Split your ip addresses into a multi-value field, gather then up and sum your counts by guid, then join the ip addresses up again into a single string
| eval ip=split(ip,", ")
| stats values(ip) as ip sum(count) as count by guid
| eval ip=mvjoin(ip,", ")
Split your ip addresses into a multi-value field, gather then up and sum your counts by guid, then join the ip addresses up again into a single string
| eval ip=split(ip,", ")
| stats values(ip) as ip sum(count) as count by guid
| eval ip=mvjoin(ip,", ")
This said, I have a suspicion that the "big query" itself uses stats to get that "ip1, ip2, ip3" pattern. If so, you should examine that "big query" and do proper stats from there.
Unfortunately the IPAddresses are logged in that manner (2 addresses with a comma) in the applications themselves. My query didn't combine them like that.

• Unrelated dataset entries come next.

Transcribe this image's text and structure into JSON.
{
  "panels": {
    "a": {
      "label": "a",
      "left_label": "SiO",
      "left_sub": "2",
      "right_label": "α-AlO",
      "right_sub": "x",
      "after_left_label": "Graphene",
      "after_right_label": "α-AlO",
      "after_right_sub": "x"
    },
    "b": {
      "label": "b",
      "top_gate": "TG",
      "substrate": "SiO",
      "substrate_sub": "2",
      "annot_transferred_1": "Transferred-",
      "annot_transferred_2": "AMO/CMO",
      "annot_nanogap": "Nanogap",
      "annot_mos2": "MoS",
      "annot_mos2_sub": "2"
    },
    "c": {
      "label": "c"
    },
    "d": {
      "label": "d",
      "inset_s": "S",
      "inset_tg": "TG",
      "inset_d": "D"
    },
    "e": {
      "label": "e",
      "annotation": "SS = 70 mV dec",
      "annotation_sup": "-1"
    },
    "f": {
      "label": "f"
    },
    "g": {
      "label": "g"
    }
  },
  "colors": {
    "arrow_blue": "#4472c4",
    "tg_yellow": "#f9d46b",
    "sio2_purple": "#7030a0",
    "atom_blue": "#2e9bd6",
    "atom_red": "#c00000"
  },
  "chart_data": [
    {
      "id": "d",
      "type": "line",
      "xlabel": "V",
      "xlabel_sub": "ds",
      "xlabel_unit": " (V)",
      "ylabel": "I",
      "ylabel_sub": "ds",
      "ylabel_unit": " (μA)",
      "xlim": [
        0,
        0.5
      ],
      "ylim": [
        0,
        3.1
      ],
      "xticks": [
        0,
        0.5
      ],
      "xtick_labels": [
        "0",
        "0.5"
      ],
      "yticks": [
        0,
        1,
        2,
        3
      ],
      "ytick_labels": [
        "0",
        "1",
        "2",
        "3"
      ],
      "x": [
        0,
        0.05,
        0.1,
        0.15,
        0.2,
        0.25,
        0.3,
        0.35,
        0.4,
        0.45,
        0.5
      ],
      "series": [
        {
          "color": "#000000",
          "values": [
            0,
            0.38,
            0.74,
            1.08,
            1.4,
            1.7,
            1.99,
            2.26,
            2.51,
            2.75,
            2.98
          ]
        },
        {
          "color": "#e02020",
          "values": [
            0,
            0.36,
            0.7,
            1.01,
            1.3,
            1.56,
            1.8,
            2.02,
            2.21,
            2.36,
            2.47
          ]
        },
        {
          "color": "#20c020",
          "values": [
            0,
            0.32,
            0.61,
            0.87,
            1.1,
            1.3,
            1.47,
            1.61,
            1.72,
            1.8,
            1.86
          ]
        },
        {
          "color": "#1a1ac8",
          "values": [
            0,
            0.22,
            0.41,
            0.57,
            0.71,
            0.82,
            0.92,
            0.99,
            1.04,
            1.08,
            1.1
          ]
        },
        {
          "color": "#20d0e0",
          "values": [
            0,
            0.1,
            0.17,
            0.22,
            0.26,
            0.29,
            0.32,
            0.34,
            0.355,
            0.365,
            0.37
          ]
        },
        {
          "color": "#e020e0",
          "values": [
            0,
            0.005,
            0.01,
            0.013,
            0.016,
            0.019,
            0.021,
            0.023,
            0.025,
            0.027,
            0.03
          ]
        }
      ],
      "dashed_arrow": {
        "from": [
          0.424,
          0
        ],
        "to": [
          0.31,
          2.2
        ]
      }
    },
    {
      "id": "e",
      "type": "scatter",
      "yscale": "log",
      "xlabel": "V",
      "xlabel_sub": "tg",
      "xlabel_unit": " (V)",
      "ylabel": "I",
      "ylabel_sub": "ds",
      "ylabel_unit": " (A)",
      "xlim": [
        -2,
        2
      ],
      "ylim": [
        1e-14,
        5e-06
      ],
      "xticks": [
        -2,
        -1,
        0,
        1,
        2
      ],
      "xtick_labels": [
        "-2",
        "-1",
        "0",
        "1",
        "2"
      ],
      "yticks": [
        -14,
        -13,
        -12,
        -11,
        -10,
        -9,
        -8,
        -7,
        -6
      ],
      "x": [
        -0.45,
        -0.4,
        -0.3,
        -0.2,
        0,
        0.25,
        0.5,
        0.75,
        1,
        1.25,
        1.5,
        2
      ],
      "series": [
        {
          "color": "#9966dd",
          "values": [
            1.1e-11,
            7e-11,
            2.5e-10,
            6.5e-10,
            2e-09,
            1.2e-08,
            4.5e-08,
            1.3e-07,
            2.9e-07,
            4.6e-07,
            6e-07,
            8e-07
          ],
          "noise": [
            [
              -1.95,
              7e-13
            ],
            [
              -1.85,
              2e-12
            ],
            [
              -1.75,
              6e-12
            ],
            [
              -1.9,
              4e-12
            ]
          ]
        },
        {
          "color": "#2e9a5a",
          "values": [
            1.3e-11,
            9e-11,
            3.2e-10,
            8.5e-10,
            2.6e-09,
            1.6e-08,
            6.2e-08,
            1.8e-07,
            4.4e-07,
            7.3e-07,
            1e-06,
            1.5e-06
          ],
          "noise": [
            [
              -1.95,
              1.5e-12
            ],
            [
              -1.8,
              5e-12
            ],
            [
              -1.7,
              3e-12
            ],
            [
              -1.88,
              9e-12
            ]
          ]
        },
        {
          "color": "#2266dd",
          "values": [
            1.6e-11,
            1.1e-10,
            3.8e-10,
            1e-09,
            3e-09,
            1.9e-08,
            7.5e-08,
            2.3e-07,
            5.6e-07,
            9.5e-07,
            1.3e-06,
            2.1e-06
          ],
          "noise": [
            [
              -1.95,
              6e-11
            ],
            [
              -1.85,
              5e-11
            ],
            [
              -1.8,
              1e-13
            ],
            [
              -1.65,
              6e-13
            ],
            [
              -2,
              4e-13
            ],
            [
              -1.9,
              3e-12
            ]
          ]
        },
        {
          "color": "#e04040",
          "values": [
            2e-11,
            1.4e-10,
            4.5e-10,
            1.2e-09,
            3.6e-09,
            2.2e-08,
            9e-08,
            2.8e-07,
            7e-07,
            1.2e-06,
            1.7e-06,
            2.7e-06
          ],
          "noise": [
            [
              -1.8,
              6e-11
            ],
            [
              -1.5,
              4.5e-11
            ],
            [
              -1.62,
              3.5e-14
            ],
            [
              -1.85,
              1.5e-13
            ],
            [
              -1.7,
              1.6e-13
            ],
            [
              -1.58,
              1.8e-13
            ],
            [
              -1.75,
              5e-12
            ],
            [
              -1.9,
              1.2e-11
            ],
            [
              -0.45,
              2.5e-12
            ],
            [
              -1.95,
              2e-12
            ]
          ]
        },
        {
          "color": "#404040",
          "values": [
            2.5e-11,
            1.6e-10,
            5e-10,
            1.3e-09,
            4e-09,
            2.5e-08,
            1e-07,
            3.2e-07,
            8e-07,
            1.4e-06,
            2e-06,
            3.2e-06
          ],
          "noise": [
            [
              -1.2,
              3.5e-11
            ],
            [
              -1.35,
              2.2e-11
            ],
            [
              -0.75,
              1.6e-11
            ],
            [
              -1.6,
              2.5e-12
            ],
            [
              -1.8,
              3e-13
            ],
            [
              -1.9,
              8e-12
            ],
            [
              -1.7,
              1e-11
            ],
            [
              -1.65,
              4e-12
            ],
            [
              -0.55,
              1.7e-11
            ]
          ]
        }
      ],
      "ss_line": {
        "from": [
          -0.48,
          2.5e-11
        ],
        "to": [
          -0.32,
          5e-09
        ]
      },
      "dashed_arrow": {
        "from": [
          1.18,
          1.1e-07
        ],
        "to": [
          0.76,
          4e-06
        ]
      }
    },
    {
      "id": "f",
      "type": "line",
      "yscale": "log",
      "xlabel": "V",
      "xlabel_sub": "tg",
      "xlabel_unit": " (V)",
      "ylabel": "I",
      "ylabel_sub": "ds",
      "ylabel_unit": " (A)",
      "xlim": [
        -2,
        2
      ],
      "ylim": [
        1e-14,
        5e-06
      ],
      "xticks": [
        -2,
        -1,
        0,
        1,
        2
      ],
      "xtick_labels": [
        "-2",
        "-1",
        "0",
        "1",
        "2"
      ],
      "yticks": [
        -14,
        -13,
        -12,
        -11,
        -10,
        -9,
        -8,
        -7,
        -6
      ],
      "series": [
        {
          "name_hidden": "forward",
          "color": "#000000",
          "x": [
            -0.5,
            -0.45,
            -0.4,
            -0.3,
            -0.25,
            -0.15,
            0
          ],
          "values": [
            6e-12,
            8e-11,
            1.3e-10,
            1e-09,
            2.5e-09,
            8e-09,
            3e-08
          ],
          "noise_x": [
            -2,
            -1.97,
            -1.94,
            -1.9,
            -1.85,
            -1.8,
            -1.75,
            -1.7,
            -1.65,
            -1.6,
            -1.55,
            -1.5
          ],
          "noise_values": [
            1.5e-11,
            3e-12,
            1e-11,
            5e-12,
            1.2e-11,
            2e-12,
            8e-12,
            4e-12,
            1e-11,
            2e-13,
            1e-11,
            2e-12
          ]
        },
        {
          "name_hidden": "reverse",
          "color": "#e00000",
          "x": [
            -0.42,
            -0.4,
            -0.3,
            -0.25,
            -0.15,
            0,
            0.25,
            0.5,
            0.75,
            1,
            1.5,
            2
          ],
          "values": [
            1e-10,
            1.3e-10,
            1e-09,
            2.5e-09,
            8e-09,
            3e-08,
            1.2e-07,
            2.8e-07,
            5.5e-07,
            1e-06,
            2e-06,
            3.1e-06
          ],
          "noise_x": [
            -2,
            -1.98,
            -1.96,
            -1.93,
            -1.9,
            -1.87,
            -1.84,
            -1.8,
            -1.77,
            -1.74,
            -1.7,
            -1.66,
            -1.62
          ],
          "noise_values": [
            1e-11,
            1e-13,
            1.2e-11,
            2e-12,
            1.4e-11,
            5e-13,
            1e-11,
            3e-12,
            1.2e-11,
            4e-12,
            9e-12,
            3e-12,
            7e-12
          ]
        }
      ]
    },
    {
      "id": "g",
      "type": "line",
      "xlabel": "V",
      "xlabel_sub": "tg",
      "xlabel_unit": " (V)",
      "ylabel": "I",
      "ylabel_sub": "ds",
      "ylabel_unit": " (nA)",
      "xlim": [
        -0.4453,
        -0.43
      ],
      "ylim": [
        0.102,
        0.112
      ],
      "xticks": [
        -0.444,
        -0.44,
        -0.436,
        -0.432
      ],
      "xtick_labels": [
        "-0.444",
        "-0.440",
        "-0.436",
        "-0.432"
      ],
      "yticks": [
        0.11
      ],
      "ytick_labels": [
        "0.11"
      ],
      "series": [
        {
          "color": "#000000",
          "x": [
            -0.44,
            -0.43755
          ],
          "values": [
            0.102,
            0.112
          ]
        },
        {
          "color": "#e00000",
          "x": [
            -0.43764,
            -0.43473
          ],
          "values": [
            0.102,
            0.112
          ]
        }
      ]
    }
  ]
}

That said, I ended up figuring it out. Used this.
prequery
| stats count(Customer) as CustomerRequests values(IPAddresses) as IPAddresses by Customer
| eval IPAddresses = mvjoin(IPAddresses, ",")
| table Customer, CustomerRequests, IPAddresses
| sort -CustomerRequests
This produced the desired output of
Customer | Requests | IPAddresses |
<guid here> | 1000 | 192.168.0.1,192.168.0.2,192.168.0.3,192.168.0.4,...etc |
If your ip addresses appear in more than one list, they get duplicated unless you do the split as I suggested.
oh good point! I hadn't noticed that possibility. Thanks!